Taal’s phreatic eruption on January 12, spread ashes as far as Metro Manila and Central Luzon, causing the shutdown of the Ninoy Aquino International Airport. Fortunately, the cancellation of flights lasted for only one to two days. The closure of the airport for several days or weeks would have taken its toll on the economy.
So far, Taal’s unrest led to the relocation of over 200,000 people from barangays surrounding the volcano and forced the lockdown of several Batangas towns within the 14-km radius, which is considered high risk. It affected the agriculture, fisheries, and livestock sectors in these areas. More than 2,700 fishermen depend on the 239-square-km Taal Lake for their livelihood. Two freshwater species tawilis and maliputo are endemic to the area.
Tourism activities in Tagaytay City, not surprisingly, came to a halt. The two electric cooperatives in Batangas—Batangas 1 Electric Cooperative Inc. and Batangas 2 Electric Cooperative Inc.—reported a drastic drop in power consumption. Several power plants in Batangas were operating below their production capacity.
Initial estimates by the National Economic and Development Authority showed that Taal’s unrest resulted in P4.3 billion in economic losses within the 14-km radius of Taal, representing 0.17 percent of the gross regional domestic product of Calabarzon. The figure would balloon to P6.6 billion if the high-risk areas were expanded to a 17-km radius.
Sixteen towns and cities are within the 14-km radius, including San Nicolas, Agoncillo, Talisay, Laurel, Tanauan City, Tagaytay City, Cuenca, Mataas na Kahoy, Balete, Lemery, Taal, Lipa City, Santa Teresita, Malvar, Alitagtag and San Jose. Ten more towns would be added to the list if the high-risk areas would expand to a 17-km radius, including Alfonso, Calaca, Bauan, Lian, Nasugbu, San Luis, San Pascual, Santo Tomas, Tuy and Balayan.
Yet, there were still pieces of good news. Trade Secretary Ramon Lopez said about 90 percent of companies operating in the Calabarzon region have resumed operations, after a temporary disruption of one to two days.
Some of the largest industrial parks in the provinces of Batangas, Cavite, and Laguna had to temporarily stop their operations on January 12 and 13 as Taal Volcano spewed thick ashes that posed threat to human health. Companies quickly conducted a massive cleanup to resume operations after the wind changed direction.
However, businesses within the 14-km danger zone as identified in the Taal Volcano Base Surge Hazard Map released by Phivolcs were told to evacuate, along with the residents.
Philvolcs also encourages businesses outside the 14-km radius to have contingency measures and risk management plans ready in case of a hazardous eruption.
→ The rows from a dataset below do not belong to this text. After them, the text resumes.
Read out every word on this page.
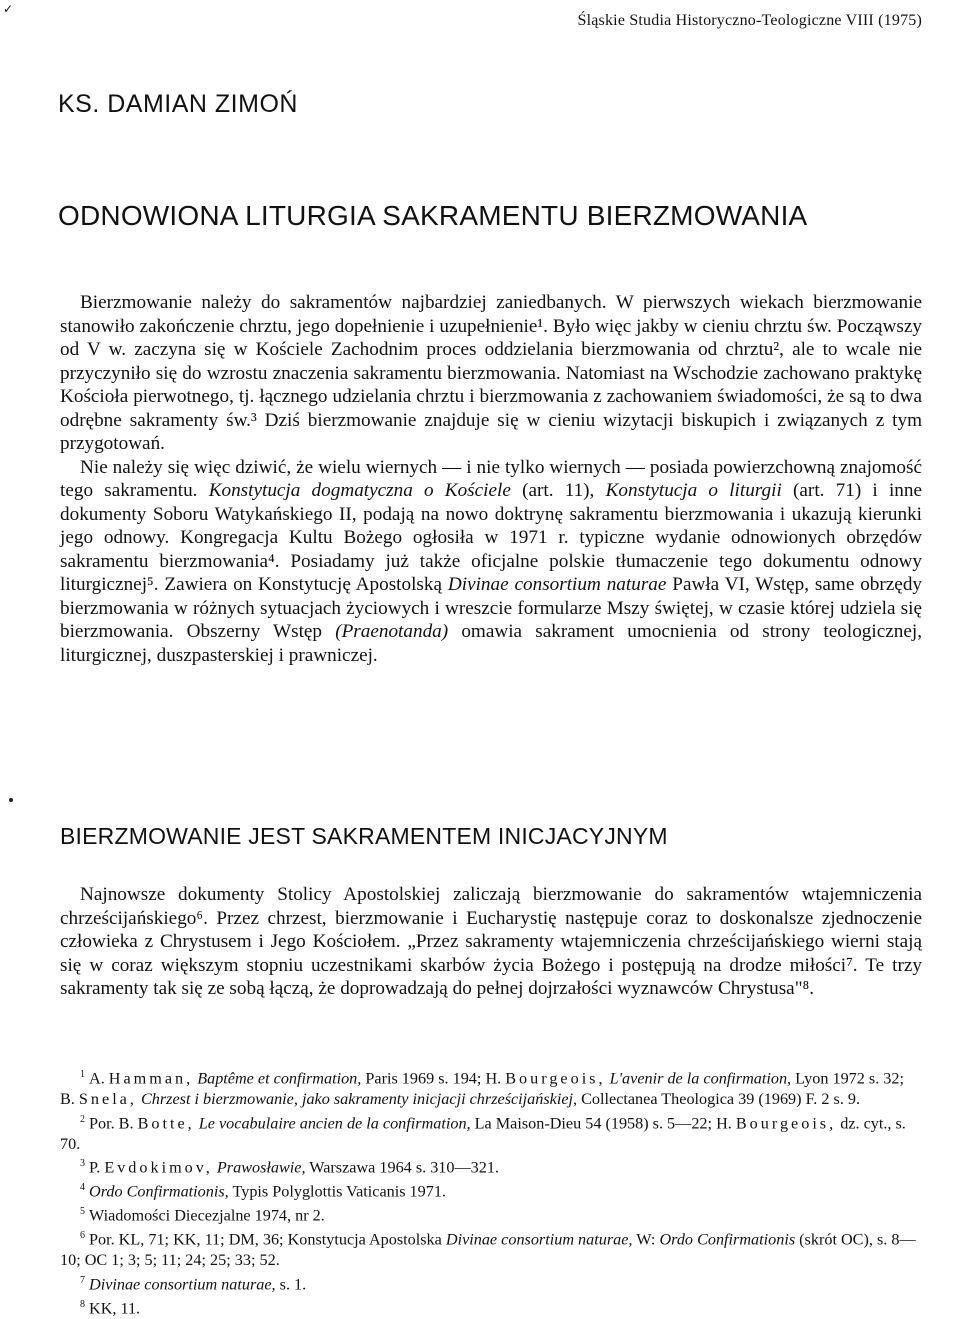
✓
Śląskie Studia Historyczno-Teologiczne VIII (1975)
KS. DAMIAN ZIMOŃ
ODNOWIONA LITURGIA SAKRAMENTU BIERZMOWANIA

Bierzmowanie należy do sakramentów najbardziej zaniedbanych. W pierwszych wiekach bierzmowanie stanowiło zakończenie chrztu, jego dopełnienie i uzupełnienie¹. Było więc jakby w cieniu chrztu św. Począwszy od V w. zaczyna się w Kościele Zachodnim proces oddzielania bierzmowania od chrztu², ale to wcale nie przyczyniło się do wzrostu znaczenia sakramentu bierzmowania. Natomiast na Wschodzie zachowano praktykę Kościoła pierwotnego, tj. łącznego udzielania chrztu i bierzmowania z zachowaniem świadomości, że są to dwa odrębne sakramenty św.³ Dziś bierzmowanie znajduje się w cieniu wizytacji biskupich i związanych z tym przygotowań.

Nie należy się więc dziwić, że wielu wiernych — i nie tylko wiernych — posiada powierzchowną znajomość tego sakramentu. Konstytucja dogmatyczna o Kościele (art. 11), Konstytucja o liturgii (art. 71) i inne dokumenty Soboru Watykańskiego II, podają na nowo doktrynę sakramentu bierzmowania i ukazują kierunki jego odnowy. Kongregacja Kultu Bożego ogłosiła w 1971 r. typiczne wydanie odnowionych obrzędów sakramentu bierzmowania⁴. Posiadamy już także oficjalne polskie tłumaczenie tego dokumentu odnowy liturgicznej⁵. Zawiera on Konstytucję Apostolską Divinae consortium naturae Pawła VI, Wstęp, same obrzędy bierzmowania w różnych sytuacjach życiowych i wreszcie formularze Mszy świętej, w czasie której udziela się bierzmowania. Obszerny Wstęp (Praenotanda) omawia sakrament umocnienia od strony teologicznej, liturgicznej, duszpasterskiej i prawniczej.

BIERZMOWANIE JEST SAKRAMENTEM INICJACYJNYM

Najnowsze dokumenty Stolicy Apostolskiej zaliczają bierzmowanie do sakramentów wtajemniczenia chrześcijańskiego⁶. Przez chrzest, bierzmowanie i Eucharystię następuje coraz to doskonalsze zjednoczenie człowieka z Chrystusem i Jego Kościołem. „Przez sakramenty wtajemniczenia chrześcijańskiego wierni stają się w coraz większym stopniu uczestnikami skarbów życia Bożego i postępują na drodze miłości⁷. Te trzy sakramenty tak się ze sobą łączą, że doprowadzają do pełnej dojrzałości wyznawców Chrystusa"⁸.

$^1$ A. Hamman, Baptême et confirmation, Paris 1969 s. 194; H. Bourgeois, L'avenir de la confirmation, Lyon 1972 s. 32; B. Snela, Chrzest i bierzmowanie, jako sakramenty inicjacji chrześcijańskiej, Collectanea Theologica 39 (1969) F. 2 s. 9.

$^2$ Por. B. Botte, Le vocabulaire ancien de la confirmation, La Maison-Dieu 54 (1958) s. 5—22; H. Bourgeois, dz. cyt., s. 70.

$^3$ P. Evdokimov, Prawosławie, Warszawa 1964 s. 310—321.

$^4$ Ordo Confirmationis, Typis Polyglottis Vaticanis 1971.

$^5$ Wiadomości Diecezjalne 1974, nr 2.

$^6$ Por. KL, 71; KK, 11; DM, 36; Konstytucja Apostolska Divinae consortium naturae, W: Ordo Confirmationis (skrót OC), s. 8—10; OC 1; 3; 5; 11; 24; 25; 33; 52.

$^7$ Divinae consortium naturae, s. 1.

$^8$ KK, 11.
The plan should include safety, recovery, and cleanup measures. The Department of Trade and Industry says the priority should be the safety of workers and their families before business continuity.
As Taal’s unrest is expected to last for weeks, if not months, it is important that there is a constant flow of communication between the government, businesses, and communities to avoid the loss of lives. Although no country can truly prepare for natural disasters as serious as what confront the Philippines, we should constantly observe risk management to mitigate the impact of calamities on our people and our economy.
It is heartening to see the long lines of vehicles carrying relief goods to Batangas towns following the volcano’s eruption. Coordination with government agencies is critical to make sure the private-sector assistance will have the most meaningful impact on the most affected communities.
The government should also extend guidance and assistance to businesses at this point in terms of information, power and water security, and infrastructure to ensure business continuity. In case of disruption, we should try to quickly recover as a showcase of Filipino resiliency.